De huidige behandeling van Ewing’s sarcoom bestaat uit een combinatie van chirurgie en bestralingstherapie en combinatiechemotherapie die de overlevingskansen van patiënten met 40-80% verhoogt. Radiotherapie alleen kan alleen worden gedaan in gevallen waarin de primaire tumor niet kan worden verwijderd. Abdel Rahman e.a. meldden dat chemotherapie wordt gebruikt als een adjuvante behandeling om de laesie te verkleinen. Ook de huidige patiënte onderging een combinatie-chemotherapie bestaande uit Vincristine, Cyclofosfamide, Iphosphade, Adriamycine, en Etoposide om de laesie te verkleinen, en na 12 sessies werd de laesie verwijderd door middel van een operatie. In de histopathologische presentatie, was het duidelijk dat bijna 100% van de tumor had gereageerd op chemotherapie en geen bewijs van de tumor was overgebleven.
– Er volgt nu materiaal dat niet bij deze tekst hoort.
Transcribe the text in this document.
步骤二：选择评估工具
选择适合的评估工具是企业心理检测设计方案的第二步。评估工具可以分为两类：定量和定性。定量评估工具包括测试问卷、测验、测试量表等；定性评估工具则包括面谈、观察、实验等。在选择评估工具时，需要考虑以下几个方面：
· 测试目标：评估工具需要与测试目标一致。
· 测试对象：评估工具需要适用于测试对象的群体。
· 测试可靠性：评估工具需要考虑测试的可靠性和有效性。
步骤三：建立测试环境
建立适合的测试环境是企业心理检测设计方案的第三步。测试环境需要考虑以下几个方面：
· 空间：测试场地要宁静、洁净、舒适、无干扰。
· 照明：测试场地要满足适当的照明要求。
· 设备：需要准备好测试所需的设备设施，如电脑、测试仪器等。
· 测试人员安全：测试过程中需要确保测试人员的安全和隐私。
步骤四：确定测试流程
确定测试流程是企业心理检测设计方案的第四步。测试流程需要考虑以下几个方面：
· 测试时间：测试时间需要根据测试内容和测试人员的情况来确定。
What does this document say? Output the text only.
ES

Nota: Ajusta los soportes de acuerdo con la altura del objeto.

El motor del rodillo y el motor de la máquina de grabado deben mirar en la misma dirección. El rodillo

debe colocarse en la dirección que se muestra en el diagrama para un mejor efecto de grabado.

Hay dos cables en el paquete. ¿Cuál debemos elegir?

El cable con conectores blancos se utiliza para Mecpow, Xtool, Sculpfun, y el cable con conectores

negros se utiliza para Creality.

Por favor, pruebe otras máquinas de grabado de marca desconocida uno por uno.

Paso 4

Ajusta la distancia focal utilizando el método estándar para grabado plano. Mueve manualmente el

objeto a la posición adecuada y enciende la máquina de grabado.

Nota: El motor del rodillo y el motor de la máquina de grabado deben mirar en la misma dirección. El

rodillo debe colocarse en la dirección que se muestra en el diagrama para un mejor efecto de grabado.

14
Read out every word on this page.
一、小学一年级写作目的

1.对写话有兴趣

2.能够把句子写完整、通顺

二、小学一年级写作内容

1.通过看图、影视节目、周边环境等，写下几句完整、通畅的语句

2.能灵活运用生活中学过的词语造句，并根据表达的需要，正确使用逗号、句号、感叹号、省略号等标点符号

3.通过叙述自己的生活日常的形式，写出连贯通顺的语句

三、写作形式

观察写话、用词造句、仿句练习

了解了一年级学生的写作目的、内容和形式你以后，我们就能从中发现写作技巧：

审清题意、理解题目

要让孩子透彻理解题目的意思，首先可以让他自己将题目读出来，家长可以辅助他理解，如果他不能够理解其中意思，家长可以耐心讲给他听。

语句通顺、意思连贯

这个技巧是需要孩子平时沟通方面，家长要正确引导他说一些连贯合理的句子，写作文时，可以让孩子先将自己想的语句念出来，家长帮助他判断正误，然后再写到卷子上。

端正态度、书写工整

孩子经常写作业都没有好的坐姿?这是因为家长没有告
Prognose van Ewing’s sarcoom is zwak na een paar maanden als gevolg van longmetastasen en invasie. Sharada et al., meldden dat slechte prognose geassocieerd is met de aanwezigheid van systemische symptomen, leeftijd jonger dan 10 jaar, bekkenletsels, de aanwezigheid van metastasen, grote tumoren, hoge mitotische snelheid, en slechte respons op chemotherapie. Door vroege opsporing hebben tumoren uit het kaakbot een betere prognose dan langbeen tumoren. Gelukkig was de toestand van dit geval, na voltooiing van systemische chemotherapie en daaropvolgende botscintigrafie bevredigend en zijn er geen aanwijzingen van recidief of metastase waargenomen.